Without waiting for an answer, he turned and rode. I noticed he had no saddle or stirrups. He was good without them. He was a fine enough horseman but, as it turned out, he was not really a guide. He didn't like to talk. His sole job seemed to be to ride in front.

My horse, Trigger, was a pretty calm mount. He was easy to manage. Diane's horse Mack, unfortunately, kept dropping back every time the line of us ambled down a slope, which was often. The trail consisted, mostly, of rocks and slopes. Mack didn't try to make up the distance when we reached an upslope, either, or where the ground was level. He made up the difference, barely, when we stopped and waited. Left to his own devices, Mack would have turned around and headed back home to the stable. Whatever he was thinking, he showed us he was in no hurry to keep up with his herd.

After an hour, the horse strap holding my saddle in place on Trigger had slipped loose again. I'd thought our guide was good at riding bareback but I was a bit dismayed to find myself doing essentially the same. Half my attention went to keeping the saddle on top of the horse. 

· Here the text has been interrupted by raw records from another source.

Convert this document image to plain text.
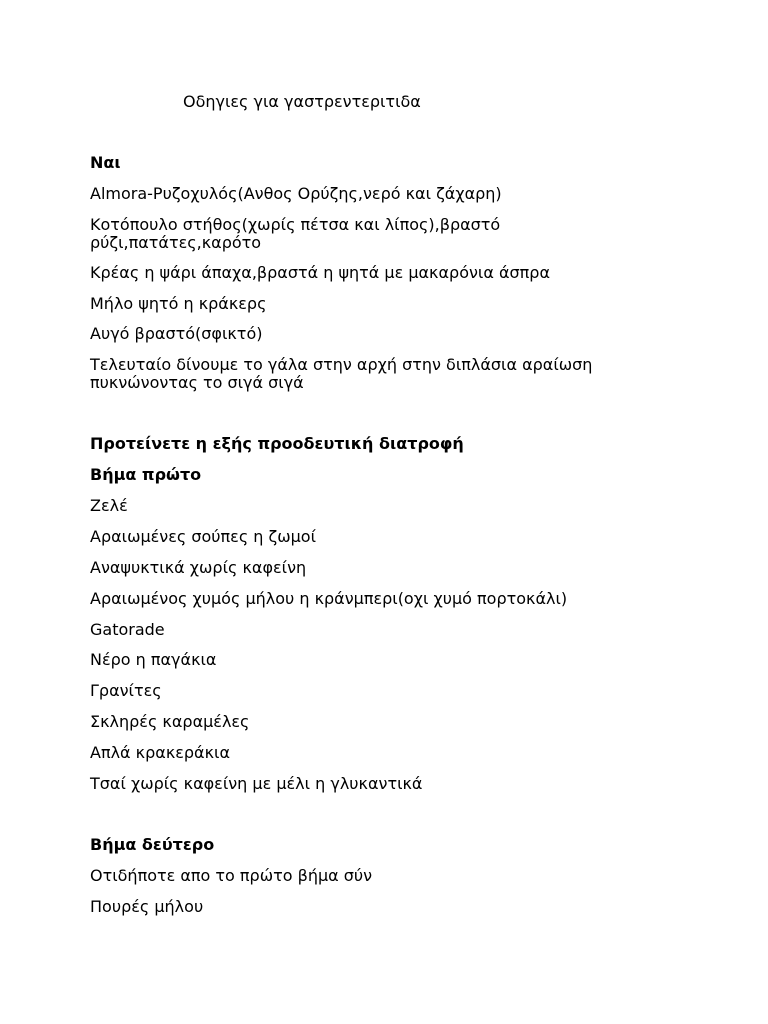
Οδηγιες για γαστρεντεριτιδα

Ναι

Almora-Ρυζοχυλός(Ανθος Ορύζης,νερό και ζάχαρη)

Κοτόπουλο στήθος(χωρίς πέτσα και λίπος),βραστό

ρύζι,πατάτες,καρότο

Κρέας η ψάρι άπαχα,βραστά η ψητά με μακαρόνια άσπρα

Μήλο ψητό η κράκερς

Αυγό βραστό(σφικτό)

Τελευταίο δίνουμε το γάλα στην αρχή στην διπλάσια αραίωση

πυκνώνοντας το σιγά σιγά

Προτείνετε η εξής προοδευτική διατροφή

Βήμα πρώτο

Ζελέ

Αραιωμένες σούπες η ζωμοί

Αναψυκτικά χωρίς καφείνη

Αραιωμένος χυμός μήλου η κράνμπερι(οχι χυμό πορτοκάλι)

Gatorade

Νέρο η παγάκια

Γρανίτες

Σκληρές καραμέλες

Απλά κρακεράκια

Τσαί χωρίς καφείνη με μέλι η γλυκαντικά

Βήμα δεύτερο

Οτιδήποτε απο το πρώτο βήμα σύν

Πουρές μήλου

When we halted, our guide noticed my problem. Like his friend, he tried to adjust the tack. Unlike his friend back at the stable, though, he didn't notice that he hadn't tightened the band. He had, apparently by accident, adjusted the stirrups, which had been fine, and made my left leg position shorter than my right. 

Every horse tour nowadays says the same thing: please don't get off the horse. I wanted to dismount. 

I resisted the urge, barely, though I had an uncomfortable ride the rest of the way. The saddle kept falling to the left. Often, I had to stand up in the uneven stirrups and adjust the saddle so it didn't pull me off the horse. Meanwhile, Mack made Diane drop further back behind the group. Nothing seemed to make him speed up for her. I took my feet out of Trigger's stirrups for a while. However, the saddle threatened to slip all the way down to the horse's belly and take me with it, so I gave that up and stood in the stirrups for about a quarter of the return trip.

Between Diane coaxing Mack and me pulling the saddle into position on Trigger, we were exasperated by the end. 

"That might be the least amount of guidance we've ever gotten from a guide," Diane remarked after we dismounted. 

I sympathized with our teenage Navajo leader but I couldn't disagree with Diane's assessment. We retreated to a Navajo cafe for lunch. Afterwards, to establish a better rhythm in the day, we drove to Mexican Hat Rock.